More than two dozen such models now populate showrooms, up from just a handful in 1999. While sales of traditional SUVs stalled during the first seven months of this year (or were propped up by generous incentives), those of the crossover clan were up a sizzling 18.5% over 2003. Characteristic of the breed are versatile models like the all-new 2005 Chevrolet Equinox, powered by a 3.4L V-6 engine, with optional all-wheel drive and a neat, flexible seating configuration: the rear seats slide on an 8-in. track for extra legroom or more cargo space. Starting at $21,560, the Equinox stacks up competitively against such rivals as the Honda CR-V and Toyota RAV4. Volvo, meanwhile, just launched an all-new wagon, the V50, featuring the automaker's typical sturdiness and premium safety. The burlier Volvo XC90 (with a V-8 on the way) also earns high marks for crashworthiness, with an enhanced crush-resistant roof, a roll-stability system and inflatable side curtains. Volvo's parent company, Ford, is launching a pair of crossovers, the Freestyle and Mercury Mariner, as well.

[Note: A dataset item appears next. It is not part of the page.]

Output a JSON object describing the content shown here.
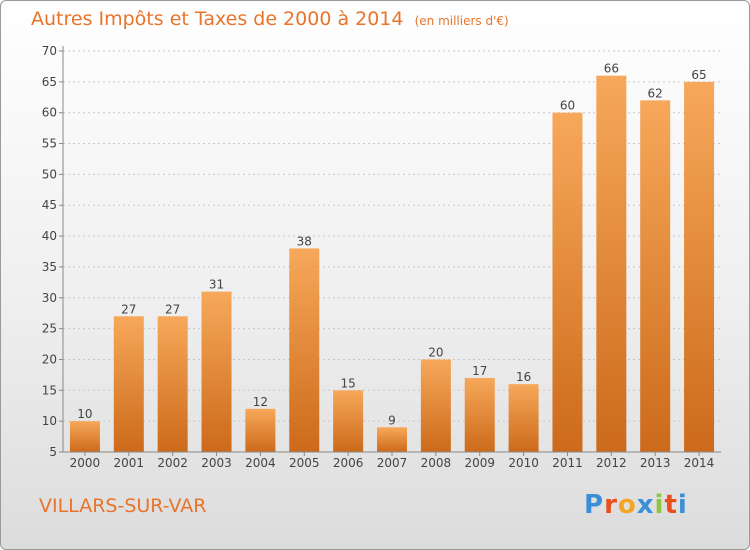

Manufacturers aren't giving up on their bigger, higher-profit-margin SUVs but are adding more safety features. Ford is including a roll-stability-control system as standard equipment on four 2005 models, including the Explorer. The all-new 2005 Jeep Grand Cherokee will have optional electronic stability control, which can detect skidding and automatically slow the car, along with a new tire-pressure monitor (rollovers can be caused by a blown tire) and side-curtain air bags. You'll pay extra for some of these features, but they may well help SUVs turn the corner toward improved safety.